Detection of phosphorylation by western blotting is an important procedure to elucidate molecular mechanisms in signal transduction pathways involving kinases and phosphatases. Anti-phospho-tyrosine monoclonal antibodies have been widely used because they react with plethora of proteins containing phosphorylated tyrosine residues. In contrast, the monoclonal antibodies against phospho-serine or threonine residues are unpopular, since their affinity and specificity are less than optimal. To achieve precise characterization of signaling events, it is desirable to raise a good anti-phospho-site-specific antibody to clearly detect phosphorylated species. However, raising this type of antibody is costly and time-consuming, and sometimes results in failure.

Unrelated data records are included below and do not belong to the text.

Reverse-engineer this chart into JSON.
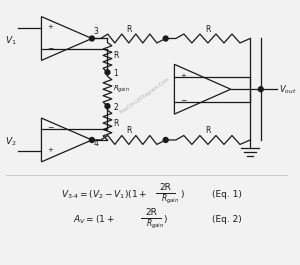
{
  "bg_color": "#f2f2f2",
  "line_color": "#1a1a1a",
  "watermark": "FreeCircuitDiagram.Com",
  "fig_width": 3.0,
  "fig_height": 2.65,
  "dpi": 100,
  "xlim": [
    0,
    300
  ],
  "ylim": [
    0,
    265
  ]
}
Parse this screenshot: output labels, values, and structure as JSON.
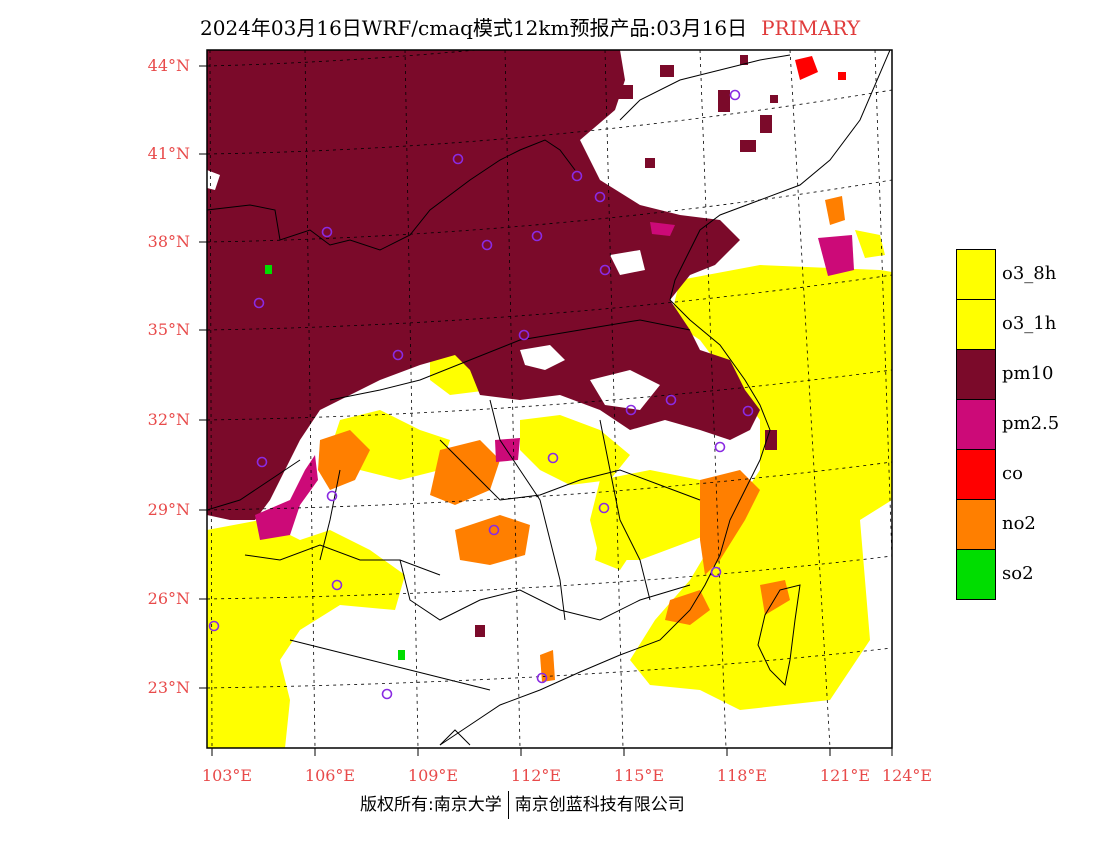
{
  "header": {
    "title": "2024年03月16日WRF/cmaq模式12km预报产品:03月16日",
    "tag": "PRIMARY"
  },
  "axes": {
    "lat_labels": [
      "44°N",
      "41°N",
      "38°N",
      "35°N",
      "32°N",
      "29°N",
      "26°N",
      "23°N"
    ],
    "lon_labels": [
      "103°E",
      "106°E",
      "109°E",
      "112°E",
      "115°E",
      "118°E",
      "121°E",
      "124°E"
    ]
  },
  "legend": {
    "items": [
      {
        "label": "o3_8h",
        "color": "#ffff00"
      },
      {
        "label": "o3_1h",
        "color": "#ffff00"
      },
      {
        "label": "pm10",
        "color": "#7b0a2a"
      },
      {
        "label": "pm2.5",
        "color": "#cc0a78"
      },
      {
        "label": "co",
        "color": "#ff0000"
      },
      {
        "label": "no2",
        "color": "#ff7f00"
      },
      {
        "label": "so2",
        "color": "#00dd00"
      }
    ]
  },
  "footer": {
    "left": "版权所有:南京大学",
    "right": "南京创蓝科技有限公司"
  }
}
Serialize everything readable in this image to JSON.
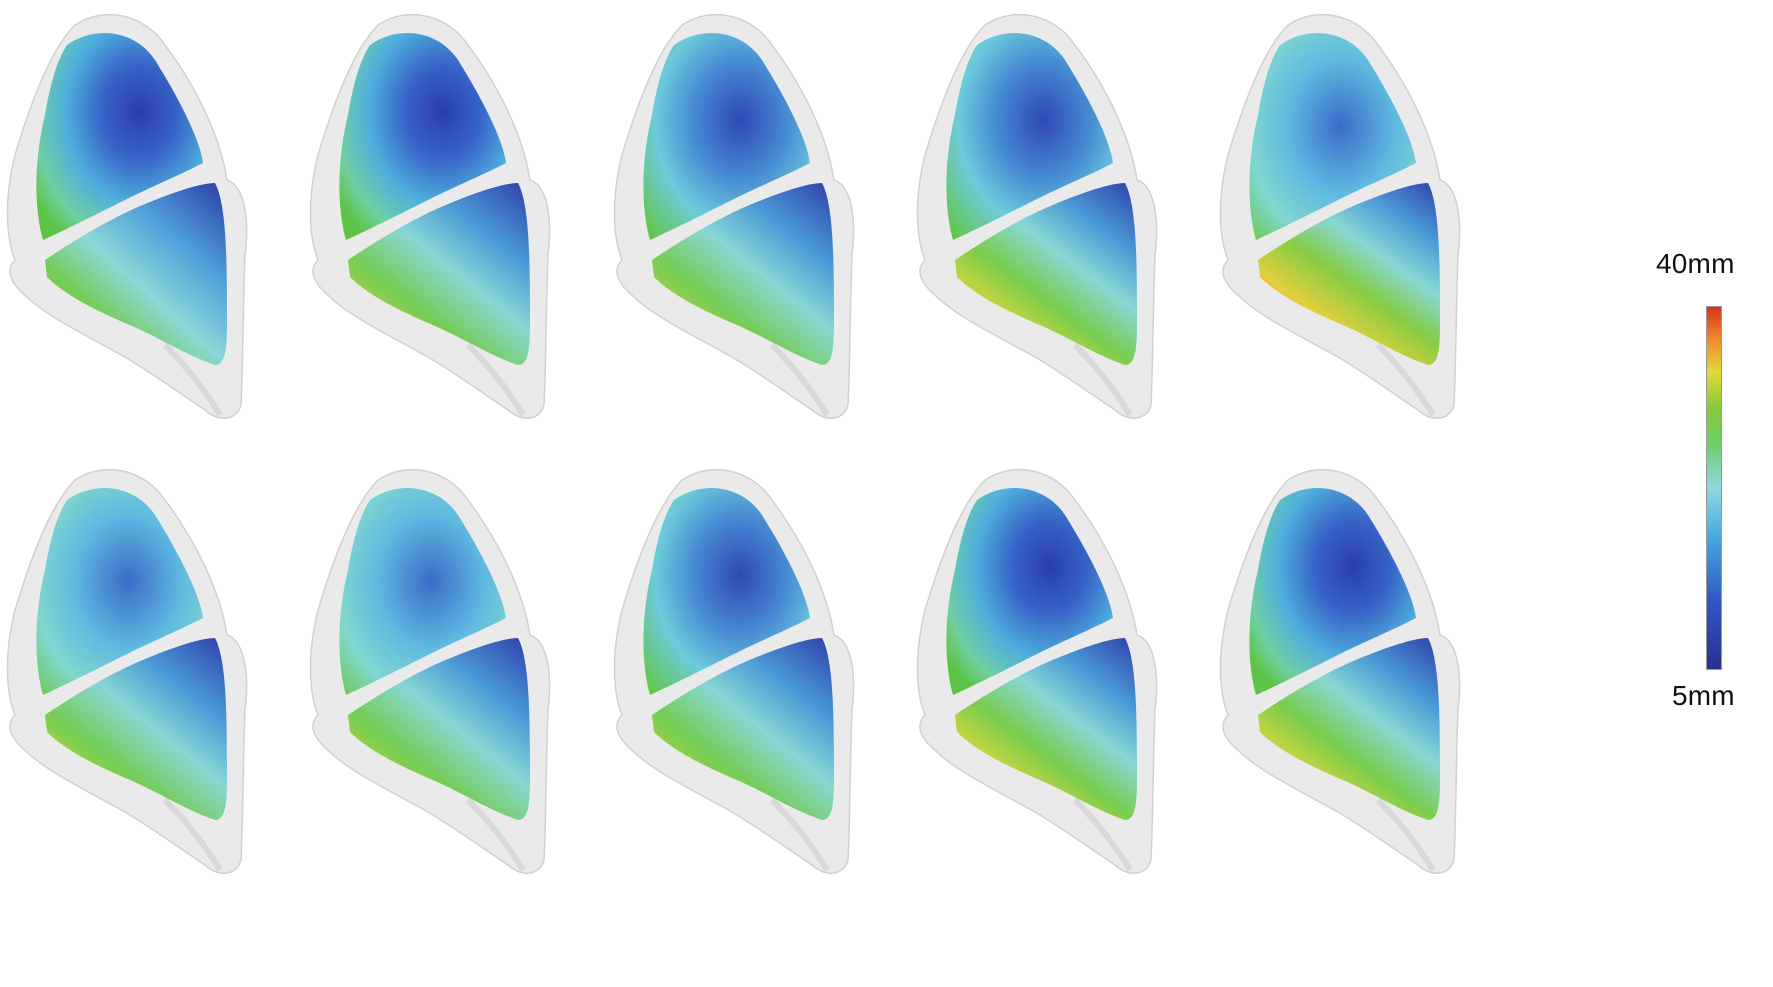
{
  "legend": {
    "max_label": "40mm",
    "min_label": "5mm",
    "max_value_mm": 40,
    "min_value_mm": 5,
    "colormap": [
      "#2a2f8f",
      "#2f55c2",
      "#46a7de",
      "#8fd9e0",
      "#6fce6a",
      "#86c93a",
      "#e2d93b",
      "#f08a2c",
      "#d8321c"
    ]
  },
  "panels": {
    "rows": 2,
    "columns": 5,
    "shell_color": "#e7e7e7",
    "shell_edge_color": "#c9c9c9"
  }
}
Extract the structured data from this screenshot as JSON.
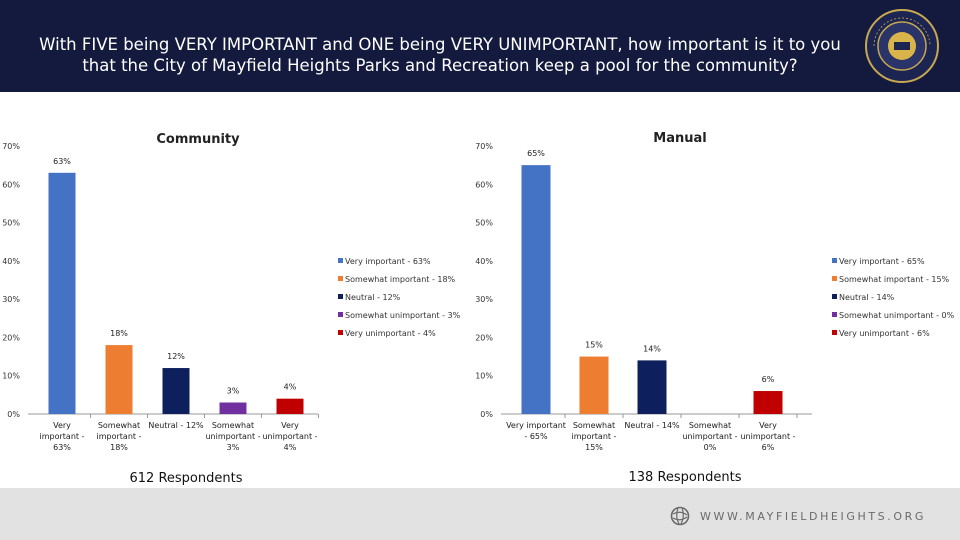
{
  "header": {
    "title": "With FIVE being VERY IMPORTANT and ONE being VERY UNIMPORTANT, how important is it to you that the City of Mayfield Heights Parks and Recreation keep a pool for the community?",
    "seal_text": "THE CITY OF MAYFIELD HEIGHTS OHIO"
  },
  "footer": {
    "url": "WWW.MAYFIELDHEIGHTS.ORG"
  },
  "colors": {
    "header_bg": "#141a3d",
    "series": [
      "#4472c4",
      "#ed7d31",
      "#0d1f5c",
      "#7030a0",
      "#c00000"
    ]
  },
  "chart_data": [
    {
      "type": "bar",
      "title": "Community",
      "categories": [
        [
          "Very",
          "important -",
          "63%"
        ],
        [
          "Somewhat",
          "important -",
          "18%"
        ],
        [
          "Neutral - 12%"
        ],
        [
          "Somewhat",
          "unimportant -",
          "3%"
        ],
        [
          "Very",
          "unimportant -",
          "4%"
        ]
      ],
      "values": [
        63,
        18,
        12,
        3,
        4
      ],
      "data_labels": [
        "63%",
        "18%",
        "12%",
        "3%",
        "4%"
      ],
      "legend": [
        "Very important - 63%",
        "Somewhat important - 18%",
        "Neutral - 12%",
        "Somewhat unimportant - 3%",
        "Very unimportant - 4%"
      ],
      "legend_position": "right",
      "ylim": [
        0,
        70
      ],
      "yticks": [
        "0%",
        "10%",
        "20%",
        "30%",
        "40%",
        "50%",
        "60%",
        "70%"
      ],
      "grid": false,
      "footnote": "612 Respondents"
    },
    {
      "type": "bar",
      "title": "Manual",
      "categories": [
        [
          "Very important",
          "- 65%"
        ],
        [
          "Somewhat",
          "important -",
          "15%"
        ],
        [
          "Neutral - 14%"
        ],
        [
          "Somewhat",
          "unimportant -",
          "0%"
        ],
        [
          "Very",
          "unimportant -",
          "6%"
        ]
      ],
      "values": [
        65,
        15,
        14,
        0,
        6
      ],
      "data_labels": [
        "65%",
        "15%",
        "14%",
        "",
        "6%"
      ],
      "legend": [
        "Very important - 65%",
        "Somewhat important - 15%",
        "Neutral - 14%",
        "Somewhat unimportant - 0%",
        "Very unimportant - 6%"
      ],
      "legend_position": "right",
      "ylim": [
        0,
        70
      ],
      "yticks": [
        "0%",
        "10%",
        "20%",
        "30%",
        "40%",
        "50%",
        "60%",
        "70%"
      ],
      "grid": false,
      "footnote": "138 Respondents"
    }
  ]
}
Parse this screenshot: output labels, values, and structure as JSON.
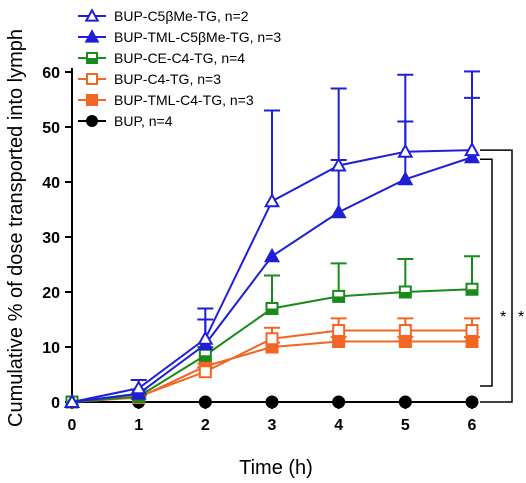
{
  "chart_data": {
    "type": "line",
    "title": "",
    "xlabel": "Time (h)",
    "ylabel": "Cumulative % of dose transported into lymph",
    "xlim": [
      0,
      6
    ],
    "ylim": [
      0,
      60
    ],
    "xticks": [
      0,
      1,
      2,
      3,
      4,
      5,
      6
    ],
    "yticks": [
      0,
      10,
      20,
      30,
      40,
      50,
      60
    ],
    "grid": false,
    "legend_position": "top-left",
    "x": [
      0,
      1,
      2,
      3,
      4,
      5,
      6
    ],
    "series": [
      {
        "name": "BUP-C5βMe-TG, n=2",
        "color": "#1f1fd6",
        "marker": "triangle-open",
        "values": [
          0,
          2.5,
          11.5,
          36.5,
          43,
          45.5,
          45.8
        ],
        "error": [
          0,
          1.5,
          5.5,
          16.5,
          14,
          14,
          14.3
        ]
      },
      {
        "name": "BUP-TML-C5βMe-TG, n=3",
        "color": "#1f1fd6",
        "marker": "triangle-filled",
        "values": [
          0,
          1.5,
          10.5,
          26.5,
          34.5,
          40.5,
          44.5
        ],
        "error": [
          0,
          0.8,
          4.5,
          0,
          9.5,
          10.5,
          10.8
        ]
      },
      {
        "name": "BUP-CE-C4-TG, n=4",
        "color": "#1a8a1a",
        "marker": "square-half",
        "values": [
          0,
          1,
          8.5,
          17,
          19.2,
          20,
          20.5
        ],
        "error": [
          0,
          0.3,
          1.5,
          6,
          6,
          6,
          6
        ]
      },
      {
        "name": "BUP-C4-TG, n=3",
        "color": "#f26522",
        "marker": "square-open",
        "values": [
          0,
          1,
          5.5,
          11.5,
          13,
          13,
          13
        ],
        "error": [
          0,
          0.3,
          0.8,
          2,
          2.2,
          2.2,
          2.2
        ]
      },
      {
        "name": "BUP-TML-C4-TG, n=3",
        "color": "#f26522",
        "marker": "square-filled",
        "values": [
          0,
          0.8,
          6.5,
          10,
          11,
          11,
          11
        ],
        "error": [
          0,
          0.2,
          0.5,
          0.8,
          0.8,
          0.8,
          0.8
        ]
      },
      {
        "name": "BUP, n=4",
        "color": "#000000",
        "marker": "circle-filled",
        "values": [
          0,
          0,
          0,
          0,
          0,
          0,
          0
        ],
        "error": [
          0,
          0,
          0,
          0,
          0,
          0,
          0
        ]
      }
    ],
    "annotations": [
      {
        "text": "*",
        "brackets": "outer"
      },
      {
        "text": "*",
        "brackets": "inner"
      }
    ]
  }
}
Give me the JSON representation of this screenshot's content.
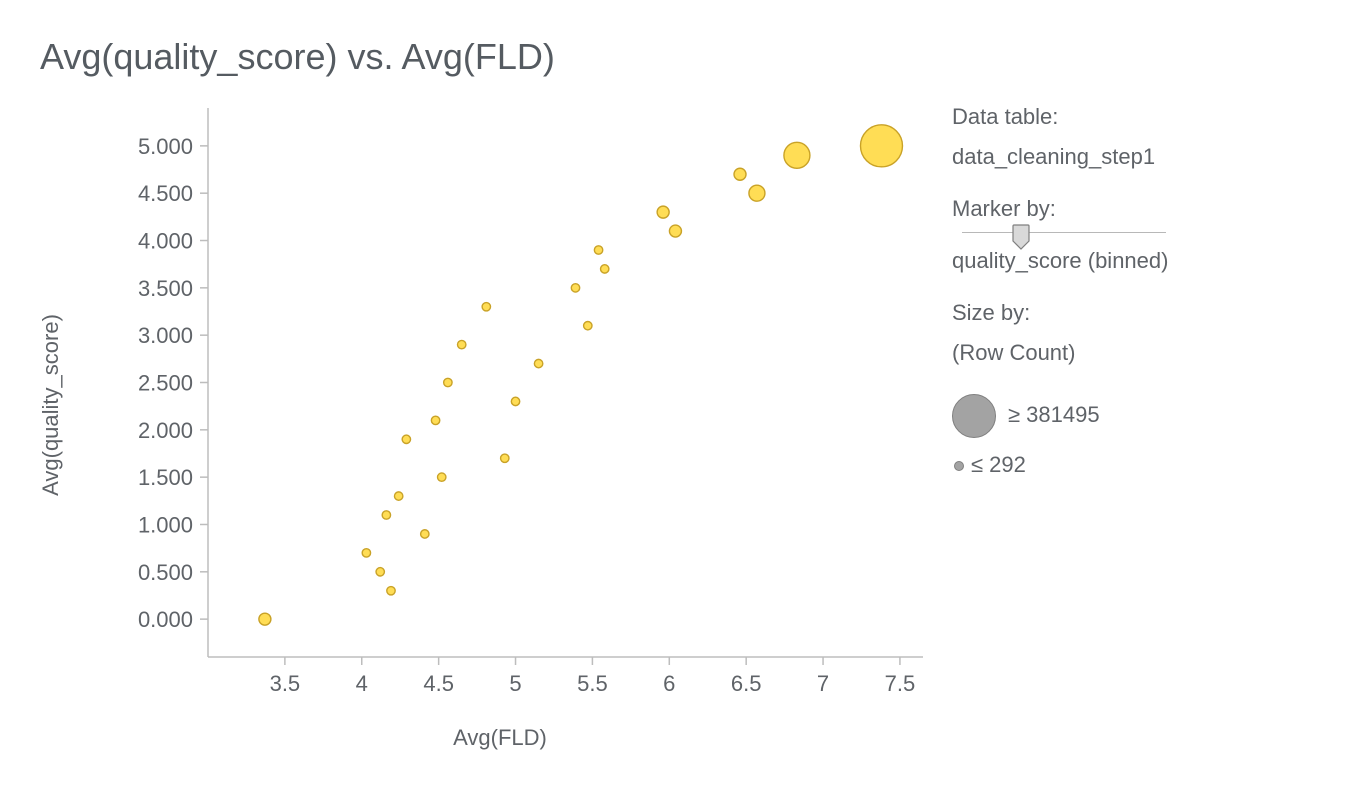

Use of Phos-tag may provide an alternative method to detect phosphorylated proteins. Phos-tag is a dinuclear metal complex that acts as a novel phosphate-binding tag. Phos-tag molecules preferentially capture phosphomonoester dianions bound to Ser, Thr, and Tyr residues. Phosphorylated proteins can be detected as slower migrating species by electrophoresis and western blotting using PAGE gel containing appropriate amount of Phos-tag acrylamide.
Previously Phos-tag acrylamide has been used in 20-100 μM concentrations. We have now found that lower concentrations (3.5-5 μM) of Phos-tag can dramatically improve the separation between phosphorylated and non-phosphorylated species of a protein with larger molecular mass (~150 kDa). Here we describe a detailed protocol that includes tips to ensure easier application of this methodology. The procedure should be carried out as in the standard SDS-PAGE unless stated otherwise.